Mit wem wir jetzt unsere Therapiesession beginnen

Der neue Song von Tobias Jensen heisst “Battles Battles” klingt ganz sanft und wir würden dem, was im Pressetext steht, absolut beipflichten. “Vier Minuten Reinheit, Ruhe und rundgestreichelte Klänge, und in Rock Bottom ist wieder alles cool.”

Tobias Jensen ist halb Schweizer, halb Däne. Vor seiner Solokarriere tourte er mit seiner Band Karavann, jetzt schenkt er uns den Sound, den wir brauchen um ein bisschen loszulassen. Im Video zum Song sieht der Typ, der darin rumstolpert, ein bisschen aus wie ein verlorener Superheld, wenn er mit seinem roten Cape und der Mütze mit den Löchern durch den verlorenen Trailerpark wandert. Wir schauen ihm sehr gerne dabei zu und hören den beruhigenden Song gerne öfters!

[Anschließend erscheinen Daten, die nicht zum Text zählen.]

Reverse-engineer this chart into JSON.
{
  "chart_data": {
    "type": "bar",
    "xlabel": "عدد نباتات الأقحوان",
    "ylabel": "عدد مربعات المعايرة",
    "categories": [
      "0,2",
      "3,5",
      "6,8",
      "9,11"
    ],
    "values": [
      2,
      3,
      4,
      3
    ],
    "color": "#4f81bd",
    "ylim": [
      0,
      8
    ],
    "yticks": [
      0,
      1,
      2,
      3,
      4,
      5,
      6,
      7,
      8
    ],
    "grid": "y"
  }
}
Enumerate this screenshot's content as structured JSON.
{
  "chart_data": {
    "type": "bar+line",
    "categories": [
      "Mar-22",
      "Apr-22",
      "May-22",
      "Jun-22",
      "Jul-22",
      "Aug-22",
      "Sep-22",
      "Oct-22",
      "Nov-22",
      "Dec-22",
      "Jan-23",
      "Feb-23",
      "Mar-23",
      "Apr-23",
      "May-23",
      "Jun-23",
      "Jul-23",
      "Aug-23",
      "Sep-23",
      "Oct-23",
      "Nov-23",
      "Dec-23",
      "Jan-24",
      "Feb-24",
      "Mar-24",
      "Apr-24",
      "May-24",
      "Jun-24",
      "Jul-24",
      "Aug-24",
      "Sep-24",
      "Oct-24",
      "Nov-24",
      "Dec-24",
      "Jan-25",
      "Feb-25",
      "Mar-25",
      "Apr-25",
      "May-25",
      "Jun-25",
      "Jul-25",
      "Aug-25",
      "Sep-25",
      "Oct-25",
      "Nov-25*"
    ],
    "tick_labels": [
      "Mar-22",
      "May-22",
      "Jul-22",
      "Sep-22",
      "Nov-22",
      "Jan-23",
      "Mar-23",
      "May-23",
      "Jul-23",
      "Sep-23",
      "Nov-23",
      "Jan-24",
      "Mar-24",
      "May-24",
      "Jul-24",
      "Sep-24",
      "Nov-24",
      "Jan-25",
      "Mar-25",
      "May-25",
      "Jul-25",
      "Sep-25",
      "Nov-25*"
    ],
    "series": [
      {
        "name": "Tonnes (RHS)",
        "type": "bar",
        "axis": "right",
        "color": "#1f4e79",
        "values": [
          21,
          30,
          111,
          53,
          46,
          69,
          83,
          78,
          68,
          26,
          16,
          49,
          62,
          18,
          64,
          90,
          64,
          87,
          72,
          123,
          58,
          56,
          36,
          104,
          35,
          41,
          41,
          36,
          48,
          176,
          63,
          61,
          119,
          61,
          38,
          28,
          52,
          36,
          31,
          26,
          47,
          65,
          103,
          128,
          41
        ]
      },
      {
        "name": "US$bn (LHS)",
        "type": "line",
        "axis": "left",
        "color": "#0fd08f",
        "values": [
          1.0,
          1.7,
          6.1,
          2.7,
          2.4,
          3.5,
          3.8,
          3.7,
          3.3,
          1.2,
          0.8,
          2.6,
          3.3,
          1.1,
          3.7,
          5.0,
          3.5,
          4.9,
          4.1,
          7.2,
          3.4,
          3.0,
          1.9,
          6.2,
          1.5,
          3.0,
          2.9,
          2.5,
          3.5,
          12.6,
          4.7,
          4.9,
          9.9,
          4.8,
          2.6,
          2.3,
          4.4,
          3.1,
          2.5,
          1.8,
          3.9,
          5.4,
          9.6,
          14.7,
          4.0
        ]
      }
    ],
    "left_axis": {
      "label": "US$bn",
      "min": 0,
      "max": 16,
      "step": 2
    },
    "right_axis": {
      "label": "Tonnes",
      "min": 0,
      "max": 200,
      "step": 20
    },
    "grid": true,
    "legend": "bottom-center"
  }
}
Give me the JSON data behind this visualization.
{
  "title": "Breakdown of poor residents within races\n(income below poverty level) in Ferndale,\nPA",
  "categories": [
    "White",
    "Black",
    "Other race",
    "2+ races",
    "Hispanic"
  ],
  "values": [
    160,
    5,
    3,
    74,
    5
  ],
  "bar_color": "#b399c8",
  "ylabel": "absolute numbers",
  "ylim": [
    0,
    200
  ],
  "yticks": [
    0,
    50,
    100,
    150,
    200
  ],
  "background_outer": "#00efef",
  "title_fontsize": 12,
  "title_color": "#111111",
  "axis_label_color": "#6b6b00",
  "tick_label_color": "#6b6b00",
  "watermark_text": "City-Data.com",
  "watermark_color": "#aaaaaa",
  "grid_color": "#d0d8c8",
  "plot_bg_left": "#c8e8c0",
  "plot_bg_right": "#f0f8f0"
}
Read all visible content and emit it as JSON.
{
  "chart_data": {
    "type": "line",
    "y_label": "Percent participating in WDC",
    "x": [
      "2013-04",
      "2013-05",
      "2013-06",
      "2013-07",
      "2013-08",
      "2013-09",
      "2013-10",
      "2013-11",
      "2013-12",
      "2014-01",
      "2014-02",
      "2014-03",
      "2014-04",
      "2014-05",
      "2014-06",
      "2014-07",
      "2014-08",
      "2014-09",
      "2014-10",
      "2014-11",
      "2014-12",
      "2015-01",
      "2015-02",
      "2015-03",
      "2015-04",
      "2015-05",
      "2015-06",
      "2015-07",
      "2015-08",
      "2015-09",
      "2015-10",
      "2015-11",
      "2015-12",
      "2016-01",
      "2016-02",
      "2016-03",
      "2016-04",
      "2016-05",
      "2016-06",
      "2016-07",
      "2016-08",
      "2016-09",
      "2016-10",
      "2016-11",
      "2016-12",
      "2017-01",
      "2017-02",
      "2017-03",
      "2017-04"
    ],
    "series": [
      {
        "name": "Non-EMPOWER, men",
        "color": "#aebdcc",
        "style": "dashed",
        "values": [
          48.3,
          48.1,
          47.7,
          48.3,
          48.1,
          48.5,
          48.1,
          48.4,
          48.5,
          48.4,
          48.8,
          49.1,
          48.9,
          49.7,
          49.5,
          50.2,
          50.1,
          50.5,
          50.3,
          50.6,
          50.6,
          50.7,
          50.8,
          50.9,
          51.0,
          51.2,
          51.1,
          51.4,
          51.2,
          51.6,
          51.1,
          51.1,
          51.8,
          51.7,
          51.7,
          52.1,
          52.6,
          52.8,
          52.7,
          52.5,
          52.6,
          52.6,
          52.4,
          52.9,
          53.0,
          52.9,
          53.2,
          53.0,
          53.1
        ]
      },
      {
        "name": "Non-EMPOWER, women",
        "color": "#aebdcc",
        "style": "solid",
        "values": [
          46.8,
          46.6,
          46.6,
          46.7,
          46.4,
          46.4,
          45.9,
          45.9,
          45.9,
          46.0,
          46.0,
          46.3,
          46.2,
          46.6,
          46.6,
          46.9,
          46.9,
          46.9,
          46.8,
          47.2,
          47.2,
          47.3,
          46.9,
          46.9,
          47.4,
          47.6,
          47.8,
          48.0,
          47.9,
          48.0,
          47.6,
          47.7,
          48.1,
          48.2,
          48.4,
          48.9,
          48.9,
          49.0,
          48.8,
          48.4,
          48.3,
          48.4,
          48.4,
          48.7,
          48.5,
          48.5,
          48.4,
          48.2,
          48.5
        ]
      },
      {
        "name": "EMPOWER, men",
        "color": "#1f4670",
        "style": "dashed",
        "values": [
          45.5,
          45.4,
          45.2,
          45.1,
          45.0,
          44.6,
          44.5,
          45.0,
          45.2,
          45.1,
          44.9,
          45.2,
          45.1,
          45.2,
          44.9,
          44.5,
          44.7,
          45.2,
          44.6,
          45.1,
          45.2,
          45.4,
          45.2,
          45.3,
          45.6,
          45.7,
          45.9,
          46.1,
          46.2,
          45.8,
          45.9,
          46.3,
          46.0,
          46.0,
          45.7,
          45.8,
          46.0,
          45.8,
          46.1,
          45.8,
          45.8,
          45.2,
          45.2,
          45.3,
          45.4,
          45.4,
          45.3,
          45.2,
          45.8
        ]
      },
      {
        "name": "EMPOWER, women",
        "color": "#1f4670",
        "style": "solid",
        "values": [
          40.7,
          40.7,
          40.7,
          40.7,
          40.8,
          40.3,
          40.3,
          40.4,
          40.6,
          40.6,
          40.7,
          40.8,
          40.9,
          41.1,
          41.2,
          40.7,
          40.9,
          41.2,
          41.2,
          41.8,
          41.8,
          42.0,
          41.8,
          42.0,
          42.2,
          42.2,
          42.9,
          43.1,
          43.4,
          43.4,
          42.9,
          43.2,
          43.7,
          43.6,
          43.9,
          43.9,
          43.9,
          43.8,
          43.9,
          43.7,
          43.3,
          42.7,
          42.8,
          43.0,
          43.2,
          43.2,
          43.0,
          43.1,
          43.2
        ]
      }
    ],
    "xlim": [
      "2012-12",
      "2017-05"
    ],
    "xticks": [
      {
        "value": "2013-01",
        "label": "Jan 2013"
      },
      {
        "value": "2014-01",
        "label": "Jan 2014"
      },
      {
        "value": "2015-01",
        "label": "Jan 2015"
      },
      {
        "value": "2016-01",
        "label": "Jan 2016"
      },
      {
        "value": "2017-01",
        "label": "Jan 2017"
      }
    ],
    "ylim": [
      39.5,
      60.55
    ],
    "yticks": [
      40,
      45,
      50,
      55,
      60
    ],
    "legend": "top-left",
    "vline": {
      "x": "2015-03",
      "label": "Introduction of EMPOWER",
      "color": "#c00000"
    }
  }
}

Mit wem wir diese Woche anstossen

Al Pride liefert uns den perfekten Soundtrack, um in der Wohnung zu bleiben. Und gleich auch noch das Bier dazu. Die neue EP der Schweizer Band heisst “Spruces” dazu veröffentlichen sie ein Fichtenbier. Auf das Fichtenbier warten wir noch, dafür durften wir uns die EP schon anhören. Darauf finden sich instant-Ohrwürmer, wie “Kalif Onya”, der das Talent der Band für ausgeklügeltes Songwriting zeigt. Besonders gefällt uns auch “Another Vibe”, der auch grosses Hitpotential hat.

Über “Hunger” hatten wir vor ein paar Wochen schon gesprochen, dieser Track fügt sich nun perfekt in die Songauswahl der EP ein. Al Pride zeigt mit “Spruces”, dass sie eine musikalische Bandbreite beherrschen und sie dennoch ihrem ganz eigenen Sound treu bleiben.